- Born: 30 September 1778 Salem, Massachusetts, U.S.
- Died: 26 July 1831 (aged 52)
- Occupation: Librarian
- Employer: Harvard Library
- Spouse: Lydia R. Nichols
- Children: 4, including Benjamin Peirce

= Benjamin Peirce (librarian) =

American politician

Benjamin Peirce (30 September 1778 – 26 July 1831) was a librarian of the Harvard Library from 1826 to 1831.

==Early life and education==
Peirce was born in Salem at 30 September 1778. He was the son of Jerahmeel and Sarah (Ropes) Peirce. After graduating from Harvard College at the head of the class of 1801, he returned to Salem and entered the India trade with his father. He was a representative to the Massachusetts General Court from Salem for several years and a Massachusetts State Senator from Essex County in 1811.

==Career==
Neither mercantile nor political life satisfied Peirce. In 1826 he accepted the position of Librarian at Harvard. He oversaw preparation of a catalogue of the Library which was published in 1830-31 in four volumes: the first two containing an alphabetical catalogue by authors, the third a systematic index, and the fourth a catalogue of maps.
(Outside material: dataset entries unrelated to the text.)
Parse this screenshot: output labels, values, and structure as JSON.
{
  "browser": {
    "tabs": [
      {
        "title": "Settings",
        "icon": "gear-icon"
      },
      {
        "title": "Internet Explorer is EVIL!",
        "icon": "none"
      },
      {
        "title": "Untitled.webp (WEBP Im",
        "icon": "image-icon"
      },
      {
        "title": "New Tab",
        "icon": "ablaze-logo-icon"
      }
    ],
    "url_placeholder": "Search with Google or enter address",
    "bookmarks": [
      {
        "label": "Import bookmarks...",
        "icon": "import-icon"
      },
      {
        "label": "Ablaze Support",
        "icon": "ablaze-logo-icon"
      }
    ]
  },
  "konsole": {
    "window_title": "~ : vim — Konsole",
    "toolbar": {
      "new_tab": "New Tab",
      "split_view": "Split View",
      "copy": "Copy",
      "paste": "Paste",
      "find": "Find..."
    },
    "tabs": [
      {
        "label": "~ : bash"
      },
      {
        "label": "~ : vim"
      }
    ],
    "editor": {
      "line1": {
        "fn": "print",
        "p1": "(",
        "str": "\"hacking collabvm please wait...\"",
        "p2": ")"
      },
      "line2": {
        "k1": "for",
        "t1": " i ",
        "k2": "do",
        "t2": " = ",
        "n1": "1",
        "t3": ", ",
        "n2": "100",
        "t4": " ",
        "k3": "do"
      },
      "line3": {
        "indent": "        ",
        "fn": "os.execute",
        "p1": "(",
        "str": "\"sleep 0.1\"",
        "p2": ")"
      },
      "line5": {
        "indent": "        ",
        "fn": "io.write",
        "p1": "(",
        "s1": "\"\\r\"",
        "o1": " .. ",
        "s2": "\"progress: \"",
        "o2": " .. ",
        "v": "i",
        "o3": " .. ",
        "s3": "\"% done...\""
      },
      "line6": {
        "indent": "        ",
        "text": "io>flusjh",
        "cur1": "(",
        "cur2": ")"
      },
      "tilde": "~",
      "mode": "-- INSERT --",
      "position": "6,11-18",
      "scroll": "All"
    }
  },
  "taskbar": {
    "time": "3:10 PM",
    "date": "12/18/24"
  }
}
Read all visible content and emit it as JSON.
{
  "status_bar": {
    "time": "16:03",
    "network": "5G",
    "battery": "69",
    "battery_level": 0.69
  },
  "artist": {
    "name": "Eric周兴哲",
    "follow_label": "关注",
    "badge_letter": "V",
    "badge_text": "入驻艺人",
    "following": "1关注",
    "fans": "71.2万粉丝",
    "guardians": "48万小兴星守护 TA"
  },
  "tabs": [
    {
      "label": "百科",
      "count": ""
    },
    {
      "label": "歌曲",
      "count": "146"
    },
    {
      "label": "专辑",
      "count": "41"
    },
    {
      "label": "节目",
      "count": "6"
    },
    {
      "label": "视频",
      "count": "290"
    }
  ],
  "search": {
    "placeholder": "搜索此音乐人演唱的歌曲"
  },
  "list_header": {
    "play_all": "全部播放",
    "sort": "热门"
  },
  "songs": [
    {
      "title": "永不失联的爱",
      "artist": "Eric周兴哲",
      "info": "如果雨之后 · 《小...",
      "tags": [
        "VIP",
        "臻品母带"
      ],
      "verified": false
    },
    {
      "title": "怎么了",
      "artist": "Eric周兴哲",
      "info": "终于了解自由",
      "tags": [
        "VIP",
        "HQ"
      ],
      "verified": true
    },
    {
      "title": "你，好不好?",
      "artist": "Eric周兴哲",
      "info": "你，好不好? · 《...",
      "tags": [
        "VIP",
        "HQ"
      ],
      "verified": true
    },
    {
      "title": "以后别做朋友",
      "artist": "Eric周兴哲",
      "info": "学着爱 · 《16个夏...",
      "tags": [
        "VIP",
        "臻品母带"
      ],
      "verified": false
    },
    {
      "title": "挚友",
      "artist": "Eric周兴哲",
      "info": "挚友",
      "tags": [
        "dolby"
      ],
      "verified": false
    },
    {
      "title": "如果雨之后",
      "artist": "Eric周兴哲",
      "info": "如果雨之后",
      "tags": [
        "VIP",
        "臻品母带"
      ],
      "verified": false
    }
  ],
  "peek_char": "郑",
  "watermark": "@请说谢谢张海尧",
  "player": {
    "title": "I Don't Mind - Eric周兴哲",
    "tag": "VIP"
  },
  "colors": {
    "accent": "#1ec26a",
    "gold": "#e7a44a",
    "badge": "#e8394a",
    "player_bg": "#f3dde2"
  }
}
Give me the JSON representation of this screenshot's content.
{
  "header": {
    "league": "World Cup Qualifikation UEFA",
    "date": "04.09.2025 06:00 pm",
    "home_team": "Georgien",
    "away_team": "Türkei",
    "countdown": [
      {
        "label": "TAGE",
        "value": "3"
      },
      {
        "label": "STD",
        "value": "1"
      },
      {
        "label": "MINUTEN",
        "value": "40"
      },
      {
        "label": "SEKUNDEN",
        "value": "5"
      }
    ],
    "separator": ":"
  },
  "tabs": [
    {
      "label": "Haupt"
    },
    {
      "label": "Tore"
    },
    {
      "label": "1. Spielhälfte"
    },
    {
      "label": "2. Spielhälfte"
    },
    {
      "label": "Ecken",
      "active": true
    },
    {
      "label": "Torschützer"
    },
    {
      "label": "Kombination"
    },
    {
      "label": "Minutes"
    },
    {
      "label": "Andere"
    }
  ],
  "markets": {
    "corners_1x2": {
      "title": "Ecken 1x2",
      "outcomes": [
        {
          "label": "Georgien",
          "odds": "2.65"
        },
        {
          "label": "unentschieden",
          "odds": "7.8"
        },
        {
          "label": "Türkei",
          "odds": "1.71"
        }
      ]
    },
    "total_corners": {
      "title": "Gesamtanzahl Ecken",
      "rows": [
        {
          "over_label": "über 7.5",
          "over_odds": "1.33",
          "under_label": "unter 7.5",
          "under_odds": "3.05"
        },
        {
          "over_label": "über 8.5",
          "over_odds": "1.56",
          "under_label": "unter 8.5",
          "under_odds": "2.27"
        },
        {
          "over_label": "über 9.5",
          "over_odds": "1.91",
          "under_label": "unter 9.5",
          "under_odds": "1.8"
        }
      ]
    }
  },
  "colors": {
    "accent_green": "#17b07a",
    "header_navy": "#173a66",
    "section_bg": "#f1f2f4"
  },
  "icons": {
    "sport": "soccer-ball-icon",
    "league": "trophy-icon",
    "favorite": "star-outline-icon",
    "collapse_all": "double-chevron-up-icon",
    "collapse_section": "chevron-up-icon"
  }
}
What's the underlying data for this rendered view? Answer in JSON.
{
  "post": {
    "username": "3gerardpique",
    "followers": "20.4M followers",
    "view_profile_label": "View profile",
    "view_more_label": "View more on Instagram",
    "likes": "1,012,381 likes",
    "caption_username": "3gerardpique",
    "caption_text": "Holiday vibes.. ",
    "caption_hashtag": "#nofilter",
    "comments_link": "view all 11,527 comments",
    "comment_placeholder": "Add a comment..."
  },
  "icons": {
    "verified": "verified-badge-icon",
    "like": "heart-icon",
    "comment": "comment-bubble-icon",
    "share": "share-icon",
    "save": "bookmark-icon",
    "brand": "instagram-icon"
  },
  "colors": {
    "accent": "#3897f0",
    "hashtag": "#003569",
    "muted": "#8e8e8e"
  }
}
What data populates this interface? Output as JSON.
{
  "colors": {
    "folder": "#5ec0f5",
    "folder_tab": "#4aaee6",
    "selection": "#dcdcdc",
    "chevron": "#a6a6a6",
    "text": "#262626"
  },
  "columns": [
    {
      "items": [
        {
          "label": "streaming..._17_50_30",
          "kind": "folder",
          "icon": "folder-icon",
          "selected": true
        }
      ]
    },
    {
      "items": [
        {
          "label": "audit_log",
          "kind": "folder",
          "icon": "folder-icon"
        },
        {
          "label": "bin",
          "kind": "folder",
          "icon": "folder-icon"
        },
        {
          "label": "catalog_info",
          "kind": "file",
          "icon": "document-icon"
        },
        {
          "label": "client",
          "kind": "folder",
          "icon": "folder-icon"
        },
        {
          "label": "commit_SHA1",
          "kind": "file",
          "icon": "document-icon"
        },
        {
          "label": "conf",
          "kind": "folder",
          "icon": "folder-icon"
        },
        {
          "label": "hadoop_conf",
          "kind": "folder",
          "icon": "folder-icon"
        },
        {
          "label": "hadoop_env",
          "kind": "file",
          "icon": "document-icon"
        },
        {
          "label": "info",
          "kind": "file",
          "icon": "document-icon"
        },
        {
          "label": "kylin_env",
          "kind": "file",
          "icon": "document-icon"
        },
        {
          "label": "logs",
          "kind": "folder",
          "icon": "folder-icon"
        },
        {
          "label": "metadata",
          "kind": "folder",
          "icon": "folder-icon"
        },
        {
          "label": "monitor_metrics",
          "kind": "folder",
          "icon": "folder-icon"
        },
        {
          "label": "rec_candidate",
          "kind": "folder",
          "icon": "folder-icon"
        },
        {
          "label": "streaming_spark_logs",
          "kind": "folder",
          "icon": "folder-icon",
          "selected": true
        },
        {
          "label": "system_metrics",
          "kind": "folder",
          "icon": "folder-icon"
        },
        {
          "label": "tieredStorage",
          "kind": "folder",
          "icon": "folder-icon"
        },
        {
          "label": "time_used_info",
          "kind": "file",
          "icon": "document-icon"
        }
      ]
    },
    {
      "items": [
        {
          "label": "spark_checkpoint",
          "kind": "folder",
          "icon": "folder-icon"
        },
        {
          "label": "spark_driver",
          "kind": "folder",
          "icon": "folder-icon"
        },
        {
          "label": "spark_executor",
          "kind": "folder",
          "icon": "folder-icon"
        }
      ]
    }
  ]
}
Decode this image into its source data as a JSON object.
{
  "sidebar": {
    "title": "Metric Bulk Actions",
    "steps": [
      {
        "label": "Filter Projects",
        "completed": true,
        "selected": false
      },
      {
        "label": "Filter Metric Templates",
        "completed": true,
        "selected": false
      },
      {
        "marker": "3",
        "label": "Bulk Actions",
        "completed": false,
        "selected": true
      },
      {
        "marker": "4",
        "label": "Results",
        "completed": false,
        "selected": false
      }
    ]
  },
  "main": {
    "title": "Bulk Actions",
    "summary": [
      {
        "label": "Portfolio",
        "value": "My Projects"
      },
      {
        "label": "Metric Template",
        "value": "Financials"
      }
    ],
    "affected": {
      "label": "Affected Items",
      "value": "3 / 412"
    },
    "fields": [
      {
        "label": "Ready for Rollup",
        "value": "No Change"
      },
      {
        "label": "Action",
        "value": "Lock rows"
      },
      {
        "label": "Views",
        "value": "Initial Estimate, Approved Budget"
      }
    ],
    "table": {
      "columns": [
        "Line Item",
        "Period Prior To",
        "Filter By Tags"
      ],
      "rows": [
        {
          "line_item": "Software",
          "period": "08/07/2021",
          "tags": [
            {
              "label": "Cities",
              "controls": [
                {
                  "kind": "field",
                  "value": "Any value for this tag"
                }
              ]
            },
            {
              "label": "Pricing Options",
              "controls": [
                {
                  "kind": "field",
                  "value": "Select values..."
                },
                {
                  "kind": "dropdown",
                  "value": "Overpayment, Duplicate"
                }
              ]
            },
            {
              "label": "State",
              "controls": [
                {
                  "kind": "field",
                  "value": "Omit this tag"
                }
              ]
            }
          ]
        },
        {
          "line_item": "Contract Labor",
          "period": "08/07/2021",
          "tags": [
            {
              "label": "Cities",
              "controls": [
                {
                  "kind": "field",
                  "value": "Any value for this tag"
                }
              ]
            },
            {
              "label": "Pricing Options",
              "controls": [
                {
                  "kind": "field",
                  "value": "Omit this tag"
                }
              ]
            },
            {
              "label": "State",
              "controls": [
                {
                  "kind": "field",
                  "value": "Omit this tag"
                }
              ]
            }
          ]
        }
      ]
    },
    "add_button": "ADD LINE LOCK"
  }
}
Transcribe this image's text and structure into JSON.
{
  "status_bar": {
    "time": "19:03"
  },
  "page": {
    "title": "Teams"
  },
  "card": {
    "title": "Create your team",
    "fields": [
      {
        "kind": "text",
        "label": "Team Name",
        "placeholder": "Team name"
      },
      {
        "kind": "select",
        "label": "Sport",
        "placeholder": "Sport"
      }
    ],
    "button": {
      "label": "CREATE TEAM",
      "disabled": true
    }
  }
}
On 26 July 1831, shortly after the last volume of the catalog was published, Peirce died aged 53. He left in manuscript part of a History of Harvard University, from its foundation, in the year 1636, to the period of the American Revolution. This was edited by his friend John Pickering, and published in 1833 (Cambridge; Brown, Shattuck and Company. 8°. pp. XX., 316, 160). Quincy, in his History of Harvard, describes the book as "of great merit and usefulness, possessing the traits of that soundness
of judgment and accuracy of investigation so eminently his characteristics." He also published an Oration delivered at Salem, 4th of July, 1812.

==Personal life==
He married, 11 December 1803, Lydia R. Nichols. His son Benjamin Peirce was a distinguished mathematician, and for many years Perkins professor of astronomy and mathematics. One of his three other children, Charles Henry Peirce was a physician in Salem and Cambridge.